话落,一滴泪从眼角滑落,轻轻砸在李旭裸露在外的手上。

床上的厉珣好像有所察觉,下一刻,他突然睁开眼来,直直看向根本来不及擦泪的江舜华。

“你、你醒了?”江舜华没想到厉珣会突然睁开眼睛,她惊讶的说了一句,正要回头叫师傅,可下一刻,厉珣却突然吐起血来!

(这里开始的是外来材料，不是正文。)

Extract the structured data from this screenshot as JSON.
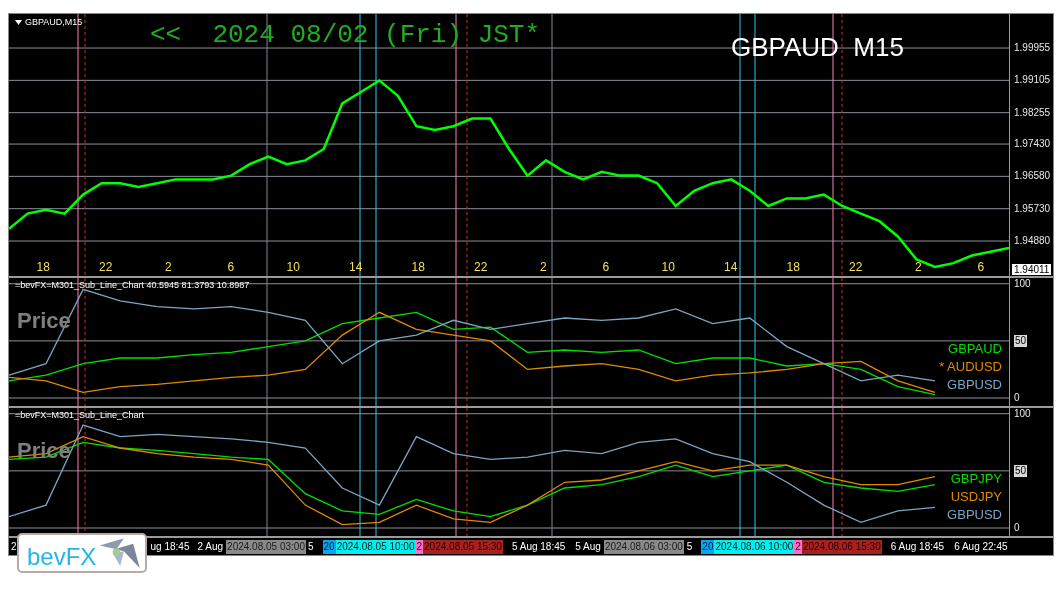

“厉珣、你怎么样……”江舜华吓坏了,一面拿帕子替厉珣擦嘴角吐出来的黑血,一脸回头大叫“师傅”。

陆百草听到声音,立刻从榻上翻身而下、

他用最快的速度走到床边,然后皱起眉头,“比我想的快了半个时辰。”

“那会怎么样,他会不会有事?”江舜华眼角泪渍未干,带着哭腔看向陆百草问道。

陆百草没有说话,而是上前,强力将厉珣扶起。

上了床,盘腿坐在他身后,双手运足十成力道,朝他背后猛的一推。

而后,江舜华便见一口血从厉珣口中喷出,直接喷在了对面的床帐上。

“厉珣!”江舜华又叫了一声,下意识伸手扶住他。

厉珣睡了有些日子,靠在江舜华臂弯中,眼神还有些迷,看着她的眼睛,气息微弱的问,“你是什么人,为何叫本王的名字?”

江舜华被他质问,一时语塞。

她怔怔的看着他,半晌都没说出一句话。

厉珣此时精神力极弱根本看不清眼前人的面容,只隐约捕捉到一双极为熟悉的水眸,他抬起手,轻轻的在她眼角抹了下,温声道,“别哭!”

“……我才没有为你哭”江舜华反应过来,不悦的说了一句,然后突然收回自己的胳膊。